If we compare the portfolio with the index we can see that the overall return is rather the same for both. However, there are weekly variations for e.x the portfolio performed better in the 1st and 2nd week, while the market did better with double the rise of portfolio in the 3rd week. With regards to the Treynor Ratio, again the performance is almost the same in the 1st and 4th week. The 2nd and 3rd week make up for each other in the difference. Hence, we cannot say anything about the portfolio outperforming the market or not in terms of systematic risk. For Sharpe index, we can clearly see, in 2 weeks the portfolio did better than the market while the market did better than the portfolio in 1 week. 5). Do you feel that the amount of risk that you took, and the strategies you took, were appropriate for your client given the target beta that you were given? (Note: this has nothing to do with whether or not your actual beta was near the target.) If this was your own real money, would you feel comfortable trading as you did this period? My target beta was 0.83 Market Return during the period was 8.148% while the portfolio return during the period was 8.485% which means that the portfolio was in line with the target beta considering the transaction cost and manpower cost in tracking. While the highest return did once go over 10.36% I followed more of the Price Momentum Strategy in which the stock that was doing well in the past month or week, I considered that particular stock. Also, in some cases I followed the Contrarian Strategy as in case of ONGC. But all these strategies were backed up by the news prevailing in the market. 6) What specific steps did you take during the period to attempt to adjust your portfolio beta to better achieve your target? How successful were these steps? I adjusted my portfolio beta according to the market scenario and the need of the hour. Some stocks of specific industry like the IT sector due to rupee depreciating wrt dollar added a boost to the IT stocks. So I purchased these stocks to boost my portfolio. I also concentrated more on Pharma sector which has been doing well and it gave me a huge profit.
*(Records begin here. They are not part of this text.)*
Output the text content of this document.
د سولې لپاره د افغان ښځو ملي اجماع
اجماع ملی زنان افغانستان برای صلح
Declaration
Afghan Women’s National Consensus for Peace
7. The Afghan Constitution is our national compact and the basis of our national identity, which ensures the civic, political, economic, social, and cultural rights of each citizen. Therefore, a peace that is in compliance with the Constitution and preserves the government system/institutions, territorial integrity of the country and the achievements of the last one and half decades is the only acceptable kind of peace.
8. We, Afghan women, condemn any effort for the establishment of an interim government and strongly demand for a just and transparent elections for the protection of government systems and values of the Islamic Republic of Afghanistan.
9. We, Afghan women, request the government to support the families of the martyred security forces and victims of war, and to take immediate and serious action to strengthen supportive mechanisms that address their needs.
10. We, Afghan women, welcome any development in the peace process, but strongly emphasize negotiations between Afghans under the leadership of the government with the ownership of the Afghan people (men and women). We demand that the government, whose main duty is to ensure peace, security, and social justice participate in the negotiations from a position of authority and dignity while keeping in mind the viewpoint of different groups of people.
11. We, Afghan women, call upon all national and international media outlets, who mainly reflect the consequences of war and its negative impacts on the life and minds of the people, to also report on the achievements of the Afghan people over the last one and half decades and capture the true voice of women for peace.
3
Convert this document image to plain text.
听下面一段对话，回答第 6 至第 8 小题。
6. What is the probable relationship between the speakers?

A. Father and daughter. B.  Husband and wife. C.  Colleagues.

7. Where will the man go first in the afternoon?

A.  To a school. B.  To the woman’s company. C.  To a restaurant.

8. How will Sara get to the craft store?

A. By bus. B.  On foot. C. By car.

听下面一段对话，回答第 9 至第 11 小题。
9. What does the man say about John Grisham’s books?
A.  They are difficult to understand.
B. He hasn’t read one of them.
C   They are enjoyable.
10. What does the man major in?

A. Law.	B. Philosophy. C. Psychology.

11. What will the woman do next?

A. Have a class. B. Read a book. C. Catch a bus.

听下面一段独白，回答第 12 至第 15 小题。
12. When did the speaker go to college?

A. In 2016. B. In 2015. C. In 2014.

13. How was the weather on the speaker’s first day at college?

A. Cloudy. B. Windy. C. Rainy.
Also stocks like Sesa Goa which has been doing well recently, following the Price Momentum Strategy, it gave my portfolio a huge boost. 7) Did you learn anything about short-term trading? Trading on news? Yes, I learnt a lot about short term trading and trading on news. I did these for few stocks for example Ranbaxy and Sesa Goa. These stocks would rise and fall on alternative days. So I purchased them in the morning while sold them at the end of the day using intraday trading for them. Also news like rupee depreciating and Raghuram Rajans speech after his appointment as RBI Governor had huge impacts on IT Stocks and banking stocks respectively.

8) If you had it to do all over again, would you change your investment strategy in any way? If not, why? If yes, how? Yes, I will change my investment strategy that I adapted at the beginning of my purchase of stocks. At the beginning I purchased those stocks in my portfolio which did well in the last one year but at the later stage I changed my strategy by purchasing those stocks which did well in the last one month and last one weeks. These stocks with Price Momentum effect give better return than the stocks which had done better last year. 9) Did you feel that the use of Stock-Track substantially increased your understanding of portfolio management as compared to a class in which your only exposure would have been in a lecture? Would you recommend that Stock-Track be used in future sections of SAPM? Yes I feel that the use of Stock Track substantially increased my understanding of portfolio management as compared to a class in which my only exposure had been in a lecture. Yes I would recommend that Stock Track should be used in future sections of SAPM because during class lectures we learn how to judge a stock based on past records; however Stock Track gives us the actual feel how a stock behaves under the effect of systematic and un-systematic risks. The effect of recent happenings on the stock as well as on the market, impact the share price to the highest extent. This is outdone by the past study that we do. Past study gives us the range of stock fluctuations while the news gives us the direction (+ve or ve) of stock fluctuation.